One of these methods is called a 1031 exchange, or like-kind exchange. Typically, the federal government collects anywhere from 15% to 20% on each property sale in capital gains tax. However, using a 1031 exchange, you can swap your old property for another one of similar function without having to pay that tax.
You can conduct as many 1031 exchanges as you’d like. Technically, you could roll over the capital gains tax until your very last property, in which you’d pay tax on your long-term capital gains one time.
However, the properties you’re exchanging must be similar in general nature. For example, a personal residence would be swapped for a personal residence, a vacation home for a vacation home, etc.
You also must have a qualified intermediary (QI) to facilitate the exchange. They will keep your capital gains in an escrow account that you may not access except to purchase the second property.
In this article, we’ll discuss some of the pros and cons of 1031 exchanges to help you decide if this strategy is for you.
Pros of 1031 Exchanges
There are many 1031 exchange benefits. If you’re asking, “Why do a 1031 exchange in the first place?”, here are some advantages to keep in mind.
Defer Capital Gains Tax
As mentioned previously, deferring your obligation to pay capital gains tax is the primary advantage to utilizing this method. You will still have to pay this amount eventually, but being able to postpone it is a great way to maximize your profits and enhance your real estate portfolio.
Diversify Your Portfolio
Using a 1031 exchange can give you the opportunity to explore alternate types of real estate, or maybe look into a new market. Being able to revitalize your portfolio is a great way to keep yourself sharp and to sharpen your skillset.
A Third-Party Will Mediate the Sale
Sometimes, allowing yourself to sit back and let someone else do the work is best. When you choose to conduct a 1031 exchange, a Qualified Intermediary (QI) handles the asset documentation, filing duties, and communication with the title company. A QI’s responsibility is to facilitate the sale within legal parameters, so allowing them to do so is a good way to lessen your workload while ensuring you’re staying within the confines of the law.

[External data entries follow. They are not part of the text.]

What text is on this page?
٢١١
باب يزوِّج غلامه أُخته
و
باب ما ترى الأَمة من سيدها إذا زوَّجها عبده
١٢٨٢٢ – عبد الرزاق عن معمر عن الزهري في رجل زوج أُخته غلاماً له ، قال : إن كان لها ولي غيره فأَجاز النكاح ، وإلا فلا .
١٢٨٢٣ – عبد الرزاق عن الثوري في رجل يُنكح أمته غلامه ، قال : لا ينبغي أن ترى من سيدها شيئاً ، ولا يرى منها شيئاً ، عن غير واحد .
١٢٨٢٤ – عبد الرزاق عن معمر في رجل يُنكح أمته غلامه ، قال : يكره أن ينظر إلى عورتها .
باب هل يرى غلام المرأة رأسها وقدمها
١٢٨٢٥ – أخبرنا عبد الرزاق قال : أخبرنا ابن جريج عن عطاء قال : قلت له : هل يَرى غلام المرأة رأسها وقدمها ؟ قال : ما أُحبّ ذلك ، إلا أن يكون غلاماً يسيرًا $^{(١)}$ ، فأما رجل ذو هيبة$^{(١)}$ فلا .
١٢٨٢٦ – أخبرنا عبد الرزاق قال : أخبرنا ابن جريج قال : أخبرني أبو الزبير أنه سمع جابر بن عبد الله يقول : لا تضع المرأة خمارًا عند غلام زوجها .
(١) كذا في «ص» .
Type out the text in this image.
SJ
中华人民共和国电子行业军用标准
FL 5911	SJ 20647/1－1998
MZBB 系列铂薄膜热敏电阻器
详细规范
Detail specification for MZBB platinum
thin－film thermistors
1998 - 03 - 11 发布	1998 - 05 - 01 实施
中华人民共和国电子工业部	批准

As with anything, you must consider the potential cons to your decision before going through with it. Here are some risks that come with conducting a 1031 exchange.
Some Taxes May Still Apply
It’s possible that if your new mortgage is lower than the old one, you could be taxed on the difference. Also, if the exchange is unsuccessful or you conduct more than one over time, you will get taxed on the property sale.
Does 1031 exchange avoid state taxes? The answer is, sometimes. In most states, you avoid state tax as you would avoid federal tax in a 1031 exchange. However, there are exceptions to this rule. Additionally, if you conduct an exchange in a deferral state but then sell it later in a taxable state, it’s possible that one or both of the states could collect on the sale. Be sure to remain up to date regarding this issue and check with your state law code to see how it regulates 1031 exchanges.
The IRS tends to take more interest in 1031 exchanges, so it’s important that you stay vigilant about following tax law while conducting them. Also, since these exchanges are strictly regulated by the IRS, there are tight deadlines regarding closing the property and finding a new one. They require more complex tax documentation as well, which leaves room for potential errors that could result in penalties.
It’s always a good idea to consult with a professional when you’re in doubt regarding real estate investment taxes.
If you want to reinvest in your portfolio, deferring taxes by participating in 1031 exchanges is a great way to do so. However, the only way this method will benefit you is if you do your research and have a qualified intermediary guide you through the process.